Concurrency Models: CSP
2022, Mar 12
Communicating Sequential Processes
CSP is a high-level concurrency model (introduced in 1978 by Tony Hoare) that combines the sequential thread (threaded state) abstraction with synchronous message passing communication. The message passing primitive is a blocking queue that blocks both on send and receive, meaning that the concurrent computations perform a rendezvous.
Channels
- A program using the communicating sequential processes model similarly consists of independent, concurrently executing entities that communicate by sending each other messages.

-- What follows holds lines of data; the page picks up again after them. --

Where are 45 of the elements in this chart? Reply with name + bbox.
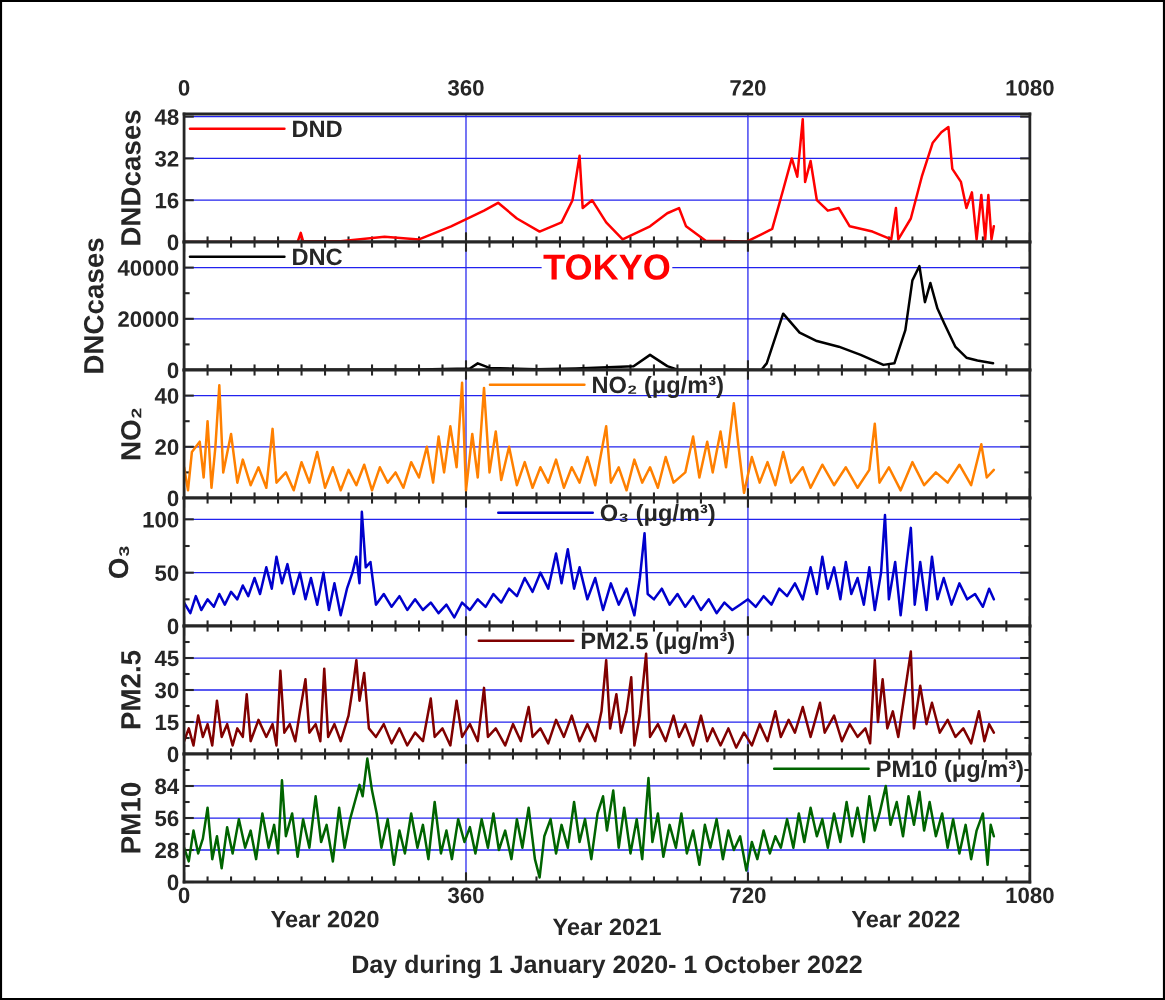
- x2-tick-label: 1080: [1006, 79, 1054, 96]
- y-tick-label: 20: [155, 439, 179, 456]
- y-tick-label: 0: [167, 874, 179, 891]
- y-tick-label: 0: [167, 490, 179, 507]
- y-axis-title: DNDcases: [121, 110, 141, 245]
- y-tick-label: 0: [167, 618, 179, 635]
- y-tick-label: 56: [155, 810, 179, 827]
- y-axis-title: DNCcases: [83, 238, 104, 373]
- y-tick-label: 32: [155, 150, 179, 167]
- x-tick-label: 1080: [1006, 887, 1054, 904]
- y-tick-label: 30: [155, 682, 179, 699]
- x-axis-title: Day during 1 January 2020- 1 October 2022: [352, 954, 862, 979]
- y-tick-label: 40: [154, 388, 179, 404]
- legend-label: DND: [293, 120, 342, 138]
- y-tick-label: 84: [155, 778, 180, 795]
- legend-label: PM2.5 (μg/m³): [581, 631, 734, 655]
- y-axis-title: PM2.5: [121, 650, 141, 729]
- x-tick-label: 0: [178, 887, 190, 904]
- legend-label: NO₂ (μg/m³): [593, 375, 723, 399]
- legend-label: DNC: [293, 248, 343, 266]
- x2-tick-label: 0: [178, 79, 190, 96]
- y-tick-label: 100: [143, 511, 179, 528]
- x-tick-label: 360: [447, 887, 484, 904]
- text: Year 2021: [552, 918, 661, 936]
- y-tick-label: 50: [155, 565, 179, 581]
- x2-tick-label: 360: [447, 79, 484, 96]
- y-tick-label: 15: [155, 714, 179, 731]
- y-tick-label: 0: [167, 362, 179, 379]
- y-tick-label: 28: [155, 842, 179, 859]
- x2-tick-label: 720: [730, 79, 766, 96]
- annotation: TOKYO: [543, 254, 670, 280]
- y-tick-label: 40000: [117, 260, 179, 276]
- y-tick-label: 0: [167, 234, 179, 251]
- text: Year 2022: [851, 910, 960, 928]
- legend-label: PM10 (μg/m³): [877, 759, 1023, 783]
- y-tick-label: 0: [167, 746, 179, 763]
- text: Year 2020: [270, 910, 379, 928]
- y-tick-label: 48: [154, 109, 179, 125]
- y-tick-label: 20000: [118, 311, 179, 328]
- y-tick-label: 16: [155, 192, 179, 209]
- y-axis-title: NO₂: [121, 408, 142, 460]
- y-axis-title: PM10: [121, 782, 141, 853]
- x-tick-label: 720: [730, 887, 766, 904]
- y-axis-title: O₃: [108, 546, 130, 579]
- y-tick-label: 45: [154, 650, 179, 667]
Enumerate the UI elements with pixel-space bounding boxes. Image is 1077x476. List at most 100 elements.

- The difference is instead of focusing on the entities sending the messages, CSP focuses on the channels over which they are sent. Channels are first class—instead of each process being tightly coupled to a single mailbox, channels can be independently created, written to, read from, and passed between processes.
- A channel is a thread-safe queue—any task with a reference to a channel can add messages to one end, and any task with a reference to it can remove messages from the other. Unlike actors, where messages are sent to and from specific actors, senders don’t have to know about receivers, or vice versa.
- By default, channels are synchronous (or unbuffered)—writing to a channel blocks until something reads from it
CSP vs Actors
- Processes in CSP are anonymous, while actors have identities. CSP uses channels for message passing, whereas actors use mailboxes.
- Actor must only communicate through message delivery, hence making them stateless.
- CSP messages are delivered in the order they were sent.
- The actor model was designed for distributed programs, so it can scale across several machines.
- Actor model is more decoupled than CSP.